Entre le 15 février 2025 et le 31 décembre 2026, un don familial exceptionnel permet de transmettre jusqu’à 100 000 € sans droits. À une condition stricte, que beaucoup risquent d’oublier.
Offrir un sérieux coup de pouce à un enfant pour acheter son logement, sans verser un centime au fisc, n’est plus un scénario réservé aux manuels de fiscalité. Avec la loi de finances pour 2025, un nouveau don familial d’argent exonéré permet de transmettre une somme importante à ses proches, à condition qu’elle finance leur résidence principale. L’avantage est réel, mais il est limité dans le temps.
Entre le 15 février 2025 et le 31 décembre 2026, vous pouvez verser jusqu’à 100 000 euros par donateur, dans la limite de 300 000 euros par bénéficiaire, sans droits de donation. Cette exonération exceptionnelle s’ajoute aux abattements « classiques » qui autorisent déjà 100 000 euros tous les quinze ans entre chaque parent et chaque enfant. Encore faut-il cocher toutes les cases pour ne pas perdre ce cadeau fiscal.
Le dispositif vise les transmissions au profit d’un enfant, d’un petit-enfant, mais aussi d’une nièce ou d’un neveu pour les aider à devenir propriétaires. Le plafond de 100 000 euros s’apprécie par donateur, ce qui signifie qu’un couple peut donner jusqu’à 200 000 euros à un même enfant. Côté bénéficiaire, le cumul des dons exonérés reçus ne peut pas dépasser 300 000 euros sur toute la période.

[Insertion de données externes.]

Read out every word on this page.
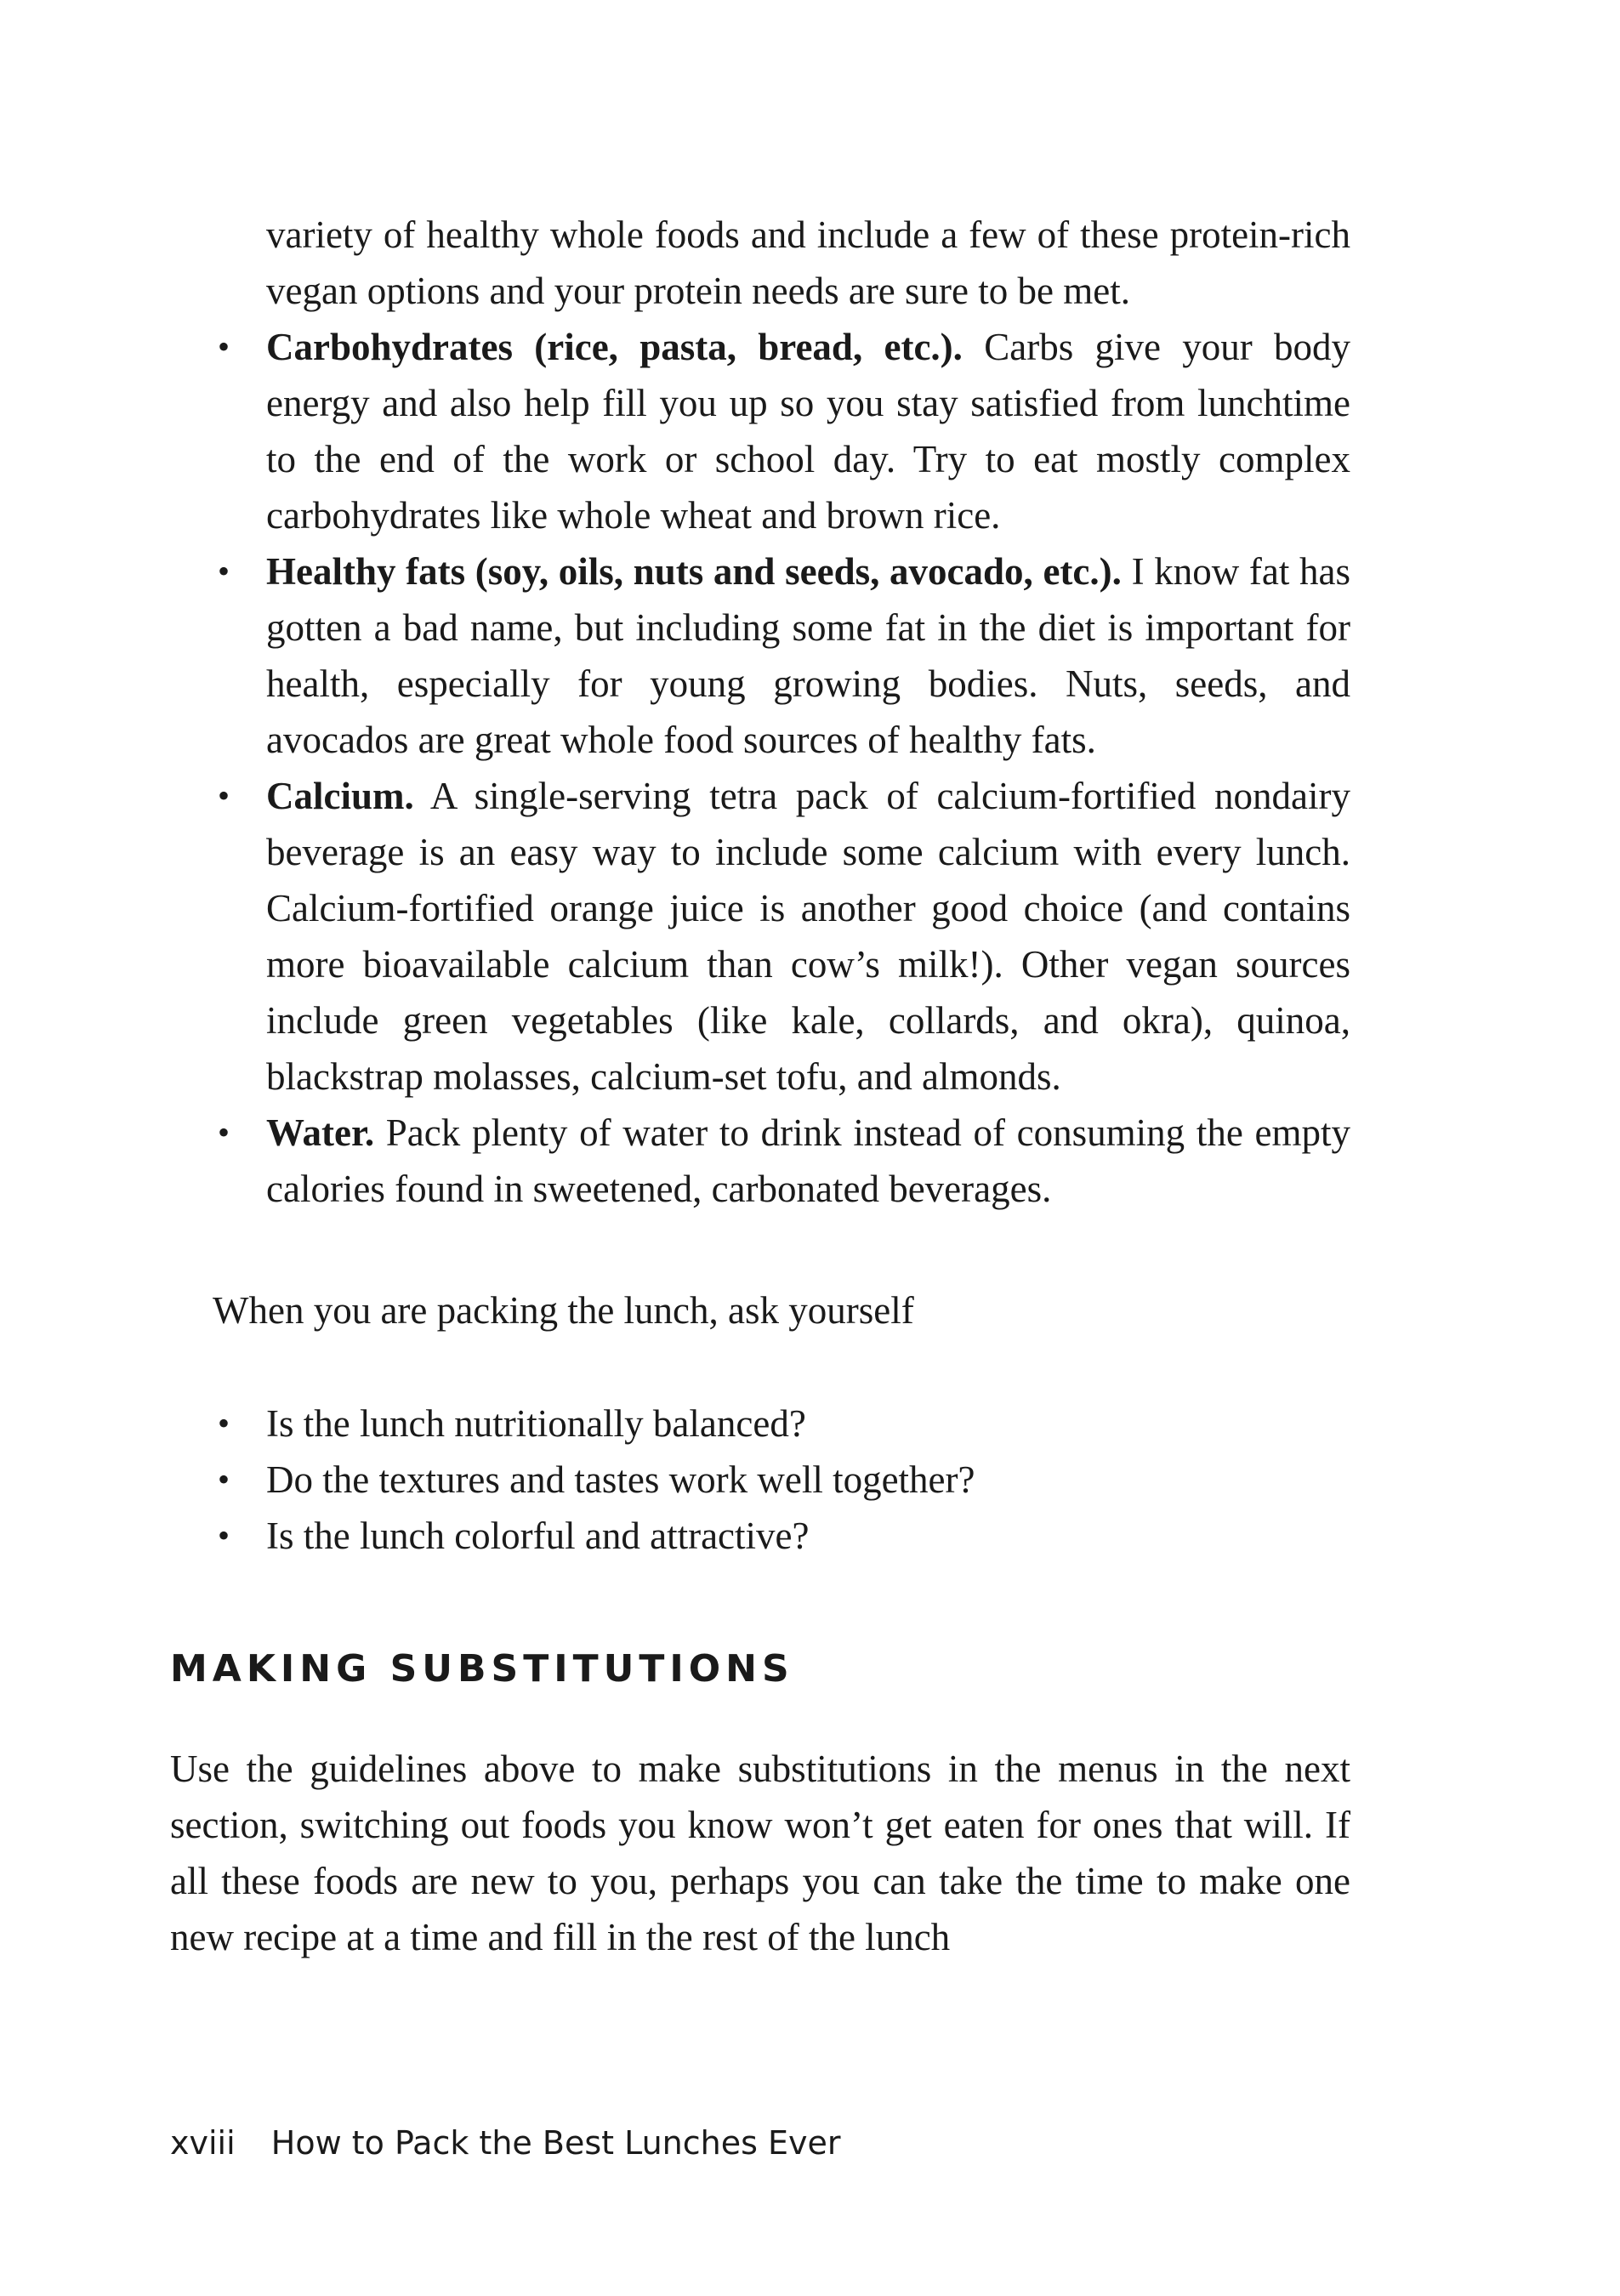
variety of healthy whole foods and include a few of these protein-rich vegan options and your protein needs are sure to be met.

• Carbohydrates (rice, pasta, bread, etc.). Carbs give your body energy and also help fill you up so you stay satisfied from lunchtime to the end of the work or school day. Try to eat mostly complex carbohydrates like whole wheat and brown rice.
• Healthy fats (soy, oils, nuts and seeds, avocado, etc.). I know fat has gotten a bad name, but including some fat in the diet is important for health, especially for young growing bodies. Nuts, seeds, and avocados are great whole food sources of healthy fats.
• Calcium. A single-serving tetra pack of calcium-fortified nondairy beverage is an easy way to include some calcium with every lunch. Calcium-fortified orange juice is another good choice (and contains more bioavailable calcium than cow’s milk!). Other vegan sources include green vegetables (like kale, collards, and okra), quinoa, blackstrap molasses, calcium-set tofu, and almonds.
• Water. Pack plenty of water to drink instead of consuming the empty calories found in sweetened, carbonated beverages.

When you are packing the lunch, ask yourself

• Is the lunch nutritionally balanced?
• Do the textures and tastes work well together?
• Is the lunch colorful and attractive?
MAKING SUBSTITUTIONS

Use the guidelines above to make substitutions in the menus in the next section, switching out foods you know won’t get eaten for ones that will. If all these foods are new to you, perhaps you can take the time to make one new recipe at a time and fill in the rest of the lunch

xviii How to Pack the Best Lunches Ever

Ces sommes viennent s’ajouter aux abattements de droit commun. L’abattement entre parent et enfant atteint déjà 100 000 euros, et 31 865 euros entre grand-parent et petit-enfant, tous les quinze ans. La déclaration du don fait démarrer ce délai de quinze ans : plus elle est déposée tôt, plus vite les abattements se reconstituent pour d’éventuelles donations futures.

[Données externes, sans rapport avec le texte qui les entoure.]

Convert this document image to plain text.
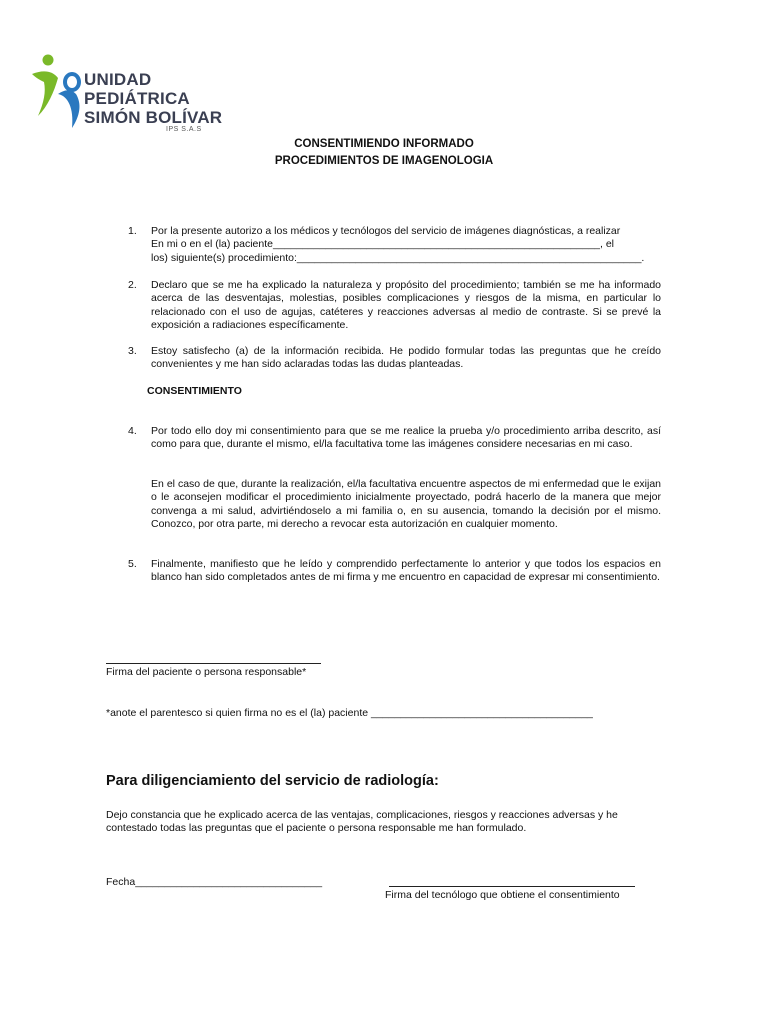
UNIDAD
PEDIÁTRICA
SIMÓN BOLÍVAR
IPS S.A.S
CONSENTIMIENDO INFORMADO
PROCEDIMIENTOS DE IMAGENOLOGIA
1. Por la presente autorizo a los médicos y tecnólogos del servicio de imágenes diagnósticas, a realizar
En mi o en el (la) paciente________________________________________________________, el
los) siguiente(s) procedimiento:___________________________________________________________.
2. Declaro que se me ha explicado la naturaleza y propósito del procedimiento; también se me ha informado acerca de las desventajas, molestias, posibles complicaciones y riesgos de la misma, en particular lo relacionado con el uso de agujas, catéteres y reacciones adversas al medio de contraste. Si se prevé la exposición a radiaciones específicamente.
3. Estoy satisfecho (a) de la información recibida. He podido formular todas las preguntas que he creído convenientes y me han sido aclaradas todas las dudas planteadas.
CONSENTIMIENTO
4. Por todo ello doy mi consentimiento para que se me realice la prueba y/o procedimiento arriba descrito, así como para que, durante el mismo, el/la facultativa tome las imágenes considere necesarias en mi caso.
En el caso de que, durante la realización, el/la facultativa encuentre aspectos de mi enfermedad que le exijan o le aconsejen modificar el procedimiento inicialmente proyectado, podrá hacerlo de la manera que mejor convenga a mi salud, advirtiéndoselo a mi familia o, en su ausencia, tomando la decisión por el mismo. Conozco, por otra parte, mi derecho a revocar esta autorización en cualquier momento.
5. Finalmente, manifiesto que he leído y comprendido perfectamente lo anterior y que todos los espacios en blanco han sido completados antes de mi firma y me encuentro en capacidad de expresar mi consentimiento.
Firma del paciente o persona responsable*
*anote el parentesco si quien firma no es el (la) paciente ______________________________________
Para diligenciamiento del servicio de radiología:
Dejo constancia que he explicado acerca de las ventajas, complicaciones, riesgos y reacciones adversas y he contestado todas las preguntas que el paciente o persona responsable me han formulado.
Fecha________________________________
Firma del tecnólogo que obtiene el consentimiento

Pour bénéficier de l’exonération, l’argent donné doit servir à l’acquisition de la résidence principale du bénéficiaire. Le logement doit être neuf ou acquis en VEFA, et l’acheteur doit l’occuper au moins cinq ans comme résidence principale, ou le louer pendant la même durée. Dans ce cas, le locataire « ne fasse pas partie du foyer fiscal du bénéficiaire », a expliqué une avocate citée par Capital.

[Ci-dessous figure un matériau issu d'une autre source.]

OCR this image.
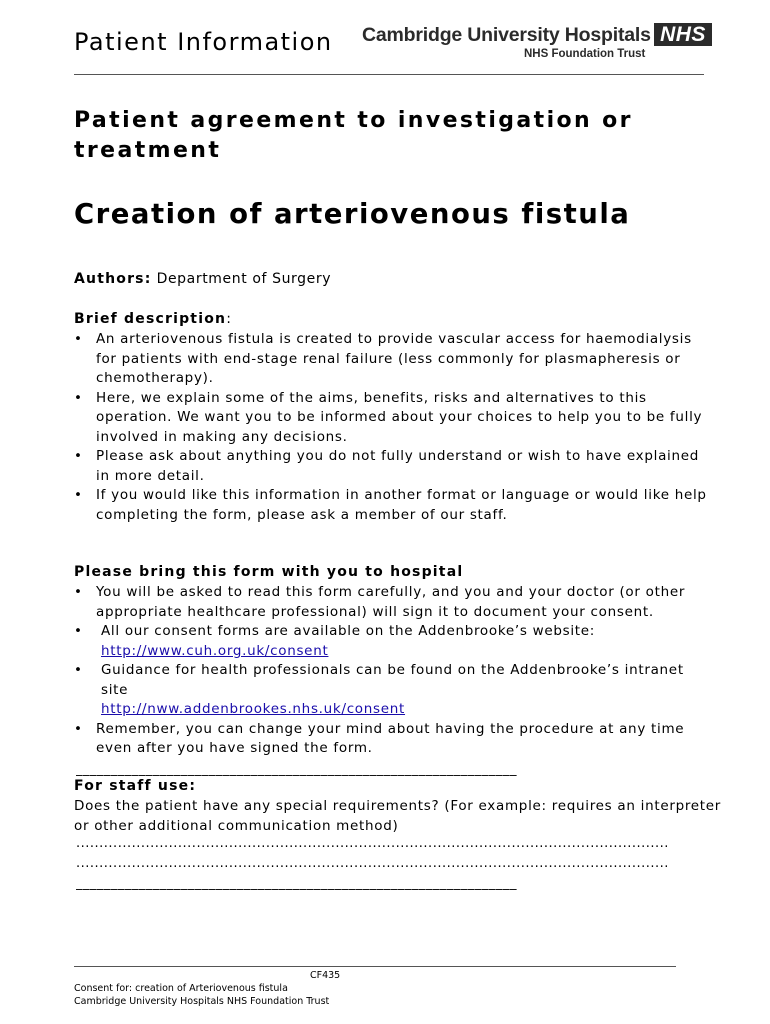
Patient Information Cambridge University Hospitals NHS
NHS Foundation Trust
Patient agreement to investigation or treatment
Creation of arteriovenous fistula
Authors: Department of Surgery
Brief description:
• An arteriovenous fistula is created to provide vascular access for haemodialysis for patients with end-stage renal failure (less commonly for plasmapheresis or chemotherapy).
• Here, we explain some of the aims, benefits, risks and alternatives to this operation. We want you to be informed about your choices to help you to be fully involved in making any decisions.
• Please ask about anything you do not fully understand or wish to have explained in more detail.
• If you would like this information in another format or language or would like help completing the form, please ask a member of our staff.
Please bring this form with you to hospital
• You will be asked to read this form carefully, and you and your doctor (or other appropriate healthcare professional) will sign it to document your consent.
• All our consent forms are available on the Addenbrooke’s website:
http://www.cuh.org.uk/consent
• Guidance for health professionals can be found on the Addenbrooke’s intranet site
http://nww.addenbrookes.nhs.uk/consent
• Remember, you can change your mind about having the procedure at any time even after you have signed the form.
_______________________________________________________________
For staff use:
Does the patient have any special requirements? (For example: requires an interpreter or other additional communication method)
................................................................................................................................
................................................................................................................................
_______________________________________________________________
CF435
Consent for: creation of Arteriovenous fistula
Cambridge University Hospitals NHS Foundation Trust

Les dons familiaux d’argent restent aussi exonérés de droits de mutation lorsqu’ils financent des travaux de rénovation énergétique du logement. Le site du ministère de l’Economie précise que « l’exonération ne s’applique pas si le donataire a déjà bénéficié d’un crédit d’impôt ou d’une déduction de charges pour les mêmes dépenses », ce qui vise entre autres les aides comme MaPrimeRénov’ ou les anciens crédits d’impôt transition énergétique.
Le versement doit intervenir au plus tard le 31 décembre 2026, mais les fonds peuvent être utilisés jusqu’au dernier jour du sixième mois suivant, par exemple jusqu’à fin juin 2027 pour un don réalisé le 31 décembre 2026. Même exonéré, le don doit être déclaré à l’administration fiscale dans le mois suivant son versement, via le formulaire n° 2735-SD déposé au service de l’enregistrement compétent.
Depuis plusieurs années, l’administration fiscale pousse à la dématérialisation des dons manuels. Un décret du 17 novembre 2025 prévoit qu’à partir du 1er janvier 2026 la télédéclaration et le télépaiement deviennent obligatoires, sous peine d’une majoration de 0,2 % des droits de donation dus, avec un minimum de 60 euros. Les dons d’argent consentis aux proches pour devenir propriétaires font toutefois partie des rares exceptions : pour eux, la déclaration n° 2735-SD restera au format papier en 2026 et le règlement pourra se faire par tout moyen.